The radiant Claire Rigby with her son Elliott (22 months). Claire's daughter will be arriving via cesarean on the 9th of October. Claire's first pregnancy ended in miscarriage. She conceived Elliott quickly her very next cycle. Claire had a smooth and relaxed pregnancy for the most part. She had some bleeding at 18 weeks that led to her spending two nights in the hospital, but everything ended up being okay. At around 36 weeks, she started to have some pelvic discomfort and wore a belt for the rest of her pregnancy. Claire had thought she'd have a peaceful and beautiful labor that built up slowly, but she lost her mucous plug and was immediately full on with lots of pain. She laid on the bathroom floor asking her husband for an epidural which was not in her birth plan.

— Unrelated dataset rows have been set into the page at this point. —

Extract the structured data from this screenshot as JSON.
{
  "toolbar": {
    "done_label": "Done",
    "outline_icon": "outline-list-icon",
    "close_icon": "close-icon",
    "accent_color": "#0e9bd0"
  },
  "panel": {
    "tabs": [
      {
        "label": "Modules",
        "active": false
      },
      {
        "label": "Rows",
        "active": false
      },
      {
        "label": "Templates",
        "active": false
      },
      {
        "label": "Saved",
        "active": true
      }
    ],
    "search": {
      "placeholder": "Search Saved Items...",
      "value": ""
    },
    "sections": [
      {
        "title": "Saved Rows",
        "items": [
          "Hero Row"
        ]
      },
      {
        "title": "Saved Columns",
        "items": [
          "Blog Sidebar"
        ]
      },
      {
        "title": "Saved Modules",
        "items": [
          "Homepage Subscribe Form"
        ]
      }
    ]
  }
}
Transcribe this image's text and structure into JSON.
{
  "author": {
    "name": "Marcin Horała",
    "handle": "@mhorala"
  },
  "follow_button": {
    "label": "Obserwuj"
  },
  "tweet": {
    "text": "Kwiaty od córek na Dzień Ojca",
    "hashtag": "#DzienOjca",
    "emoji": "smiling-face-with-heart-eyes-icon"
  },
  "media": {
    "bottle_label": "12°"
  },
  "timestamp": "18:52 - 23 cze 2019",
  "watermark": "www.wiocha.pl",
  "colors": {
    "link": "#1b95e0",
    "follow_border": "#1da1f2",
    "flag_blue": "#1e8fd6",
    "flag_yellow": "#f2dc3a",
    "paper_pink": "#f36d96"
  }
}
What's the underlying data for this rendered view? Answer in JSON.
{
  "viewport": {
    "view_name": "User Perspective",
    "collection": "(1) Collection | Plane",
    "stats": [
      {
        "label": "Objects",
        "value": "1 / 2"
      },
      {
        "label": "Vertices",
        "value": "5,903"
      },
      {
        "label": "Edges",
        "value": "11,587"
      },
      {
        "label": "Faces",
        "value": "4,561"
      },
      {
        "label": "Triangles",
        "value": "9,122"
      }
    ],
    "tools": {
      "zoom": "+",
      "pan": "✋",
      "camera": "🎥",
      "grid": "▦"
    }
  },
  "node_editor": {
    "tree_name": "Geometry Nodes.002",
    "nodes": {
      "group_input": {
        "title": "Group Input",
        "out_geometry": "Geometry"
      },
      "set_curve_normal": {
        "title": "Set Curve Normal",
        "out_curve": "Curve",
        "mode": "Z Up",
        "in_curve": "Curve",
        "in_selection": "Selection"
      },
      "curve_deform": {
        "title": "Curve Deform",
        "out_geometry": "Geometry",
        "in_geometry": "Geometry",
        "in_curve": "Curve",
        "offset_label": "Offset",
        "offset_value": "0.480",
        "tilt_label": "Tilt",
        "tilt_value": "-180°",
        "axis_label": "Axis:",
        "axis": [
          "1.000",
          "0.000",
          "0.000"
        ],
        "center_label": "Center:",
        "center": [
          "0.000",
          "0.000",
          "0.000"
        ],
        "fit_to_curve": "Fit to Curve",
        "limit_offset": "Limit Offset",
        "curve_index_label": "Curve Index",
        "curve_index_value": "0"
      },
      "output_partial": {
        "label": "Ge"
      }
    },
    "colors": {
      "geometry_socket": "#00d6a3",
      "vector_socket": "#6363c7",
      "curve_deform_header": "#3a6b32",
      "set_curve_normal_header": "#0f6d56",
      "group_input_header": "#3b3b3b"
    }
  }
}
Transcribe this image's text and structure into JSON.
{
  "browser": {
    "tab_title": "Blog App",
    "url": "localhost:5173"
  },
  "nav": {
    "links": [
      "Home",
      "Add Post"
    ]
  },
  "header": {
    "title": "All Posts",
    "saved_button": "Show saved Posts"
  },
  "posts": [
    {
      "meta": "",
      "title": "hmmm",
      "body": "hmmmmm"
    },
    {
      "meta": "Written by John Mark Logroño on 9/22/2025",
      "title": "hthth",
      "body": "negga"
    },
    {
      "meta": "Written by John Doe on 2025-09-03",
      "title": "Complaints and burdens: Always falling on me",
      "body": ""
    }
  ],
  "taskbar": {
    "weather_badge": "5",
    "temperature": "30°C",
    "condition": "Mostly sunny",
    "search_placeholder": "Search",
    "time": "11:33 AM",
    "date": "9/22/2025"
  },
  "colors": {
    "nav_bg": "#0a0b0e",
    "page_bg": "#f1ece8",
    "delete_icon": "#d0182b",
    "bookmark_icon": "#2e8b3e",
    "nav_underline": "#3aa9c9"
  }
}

She ended up going to the hospital the next morning, but she wasn't progressing quickly enough, so they gave her pitocin to dilate to 9.5cms. She pushed and then discovered there was a lip in her cervix. An internal monitor revealed that Elliott's heart rate was dropping, and after 31 hours of labor, she was taken in for a cesarean. After experiencing the whole process with Elliott's labor and delivery, Claire decided from the start to deliver her daughter via cesarean and just get her out in the safest way possible. She's been a lot more tired this pregnancy and has experienced pelvic pain from about 12 weeks on. Otherwise, things have gone well. Claire breastfed Elliott until about 5 months old when her milk supply dropped off. When she was 4 months postpartum, her husband got very sick unexpectedly. What they thought was just the flu led to her finding him unresponsive. He ended up hospitalized in a coma for days with multi-organ failure. Her husband was hospitalized for a short time and ended up on dialysis. Thankfully, he has made a recovery. Claire kept it together for awhile but eventually realized that she was experiencing some postnatal depression. She's been able to seek treatment through a psychological nurse and plans to continue sessions to continue feeling better. Claire and her family are looking forward to the arrival of her daughter in just a few short weeks!